We confirmed that rs13266634 in SLC30A8 has nominal association with the risk of T2DM (adjusted = 0.045), while there were no significant relationships among rs4402960 (IGF2BP2), rs8050136 (FTO), rs734312 (WFS1) and a predisposition for T2DM (adjusted = 0.123, 0.347 and 0.362, respectively). Several reports have demonstrated that not only the rs1111875 (Pascoe et al. 2007) and rs10811661 (Horikoshi et al. 2007) SNPs, but also the risk allele of SLC30A8, rs13266634 are associated with reduced insulin-secretory function (Staiger et al. 2007; Steinthorsdottir et al. 2007; Boesgaard et al. 2008; Cauchi et al. 2008; Kang et al. 2008b).
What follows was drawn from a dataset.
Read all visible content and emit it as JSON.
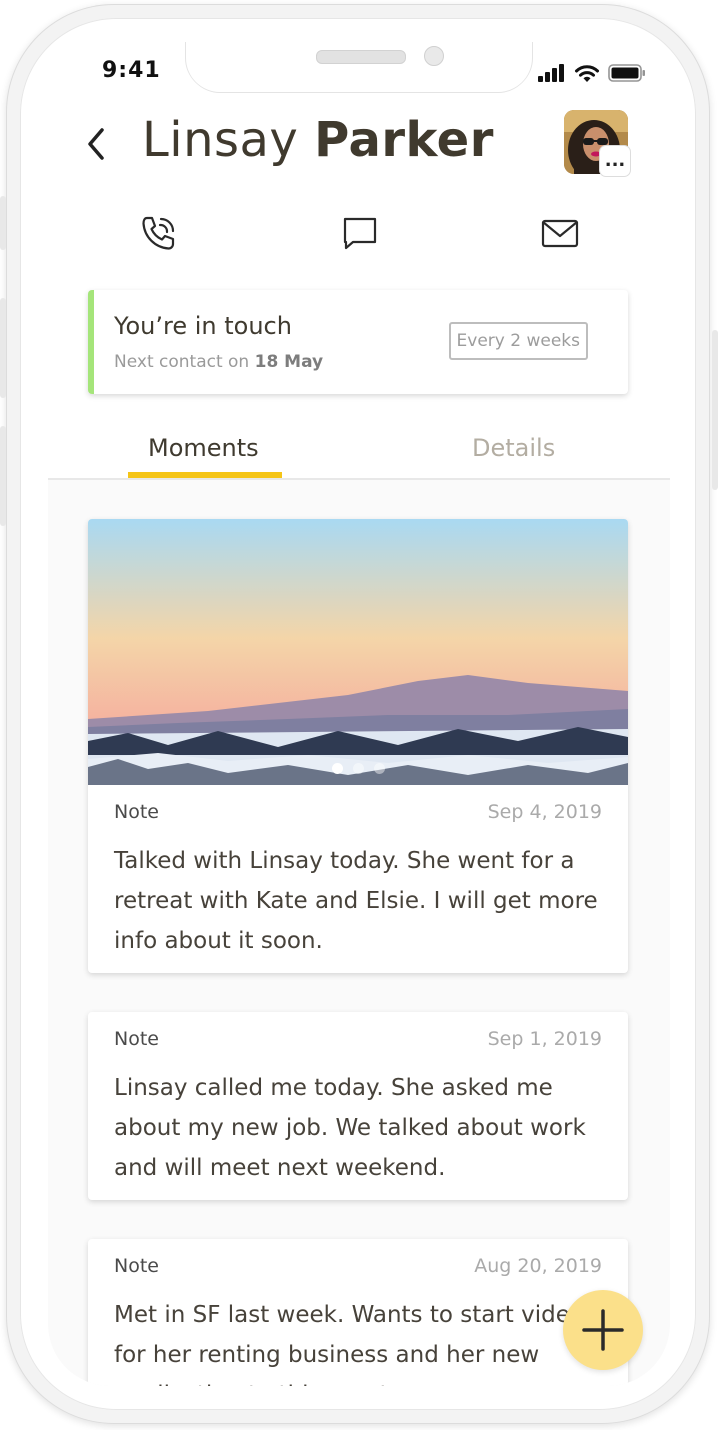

Since early beta cell secretory defects are more important predisposing factors to T2DM than insulin resistance in various Asian populations (Fukushima et al. 2004; Yoon et al. 2003), dysfunction of genes related to insulin secretion may play an essential role in the development of T2DM in Korean adults, supported by our findings that genetic variants in the SLC30A8 or CDKN2A/B, not obesity genes such as FTO, showed a statistical association with T2DM. The SLC30A8 gene encodes ZnT-8, a novel member of the cation diffusion facilitator family, exclusively expressed in pancreatic beta cells (Chimienti et al. 2006). ZnT-8 is thought to be a key protein for insulin secretion by regulating the homeostasis of zinc, which is known as an essential metal ion for insulin storage and secretion into intracellular vesicles (Chausmer 1998). Because the rs13266634 SNP causes an amino acid change (R325 W) in the intracellular C-terminus of the ZnT-8 protein, this single nucleotide substitution might act as a gain-of-function mutation that increases protein translation efficiency or modifies the posttranslational structure, thereby enhancing the beta cell secretory functions.

There were some limitations in this study. First, we did not analyze the association between the candidate SNPs and indices of beta cell secretory functions or insulin resistance due to a lack of data. Second, not all proven T2DM susceptibility genes were examined because of the low frequency of risk alleles (data not shown) in our population. For example, TCF7L2, one of the most promising T2DM susceptibility genes in other studies, showed an MAF of only 5.4% in our previous study (Kang et al. 2008a). The estimated powers of our study were 40.2, 76.1, 60.7, 35.7, 48.5, 24.7, 35.9 and 98.6% for rs13266634 (SLC30A8), rs1111875 (HHEX), rs10811661 (CDKN2A/B), rs4402960 (IGF2BP2), rs8050136 (FTO), rs734312 (WFS1), rs7754840 (CDKAL1) and rs2237892 (KCNQ1), respectively, based on the reference ORs and allele frequencies from an Asian population (for rs1111875 and rs2237892 only) (Omori et al. 2008; Yasuda et al. 2008) and European populations (for other SNPs) (Frayling 2007). Much larger numbers of subjects are required to replicate previous studies with high power.

In conclusion, we have confirmed that there are significant associations between SNPs within the HHEX, CDKN2A/B, CDKAL1 and KCNQ1 genes and T2DM in the Korean population. To further confirm this association, additional studies are needed to elucidate the functional mechanism of these SNPs and to analyze the association between these polymorphisms and T2DM in other populations.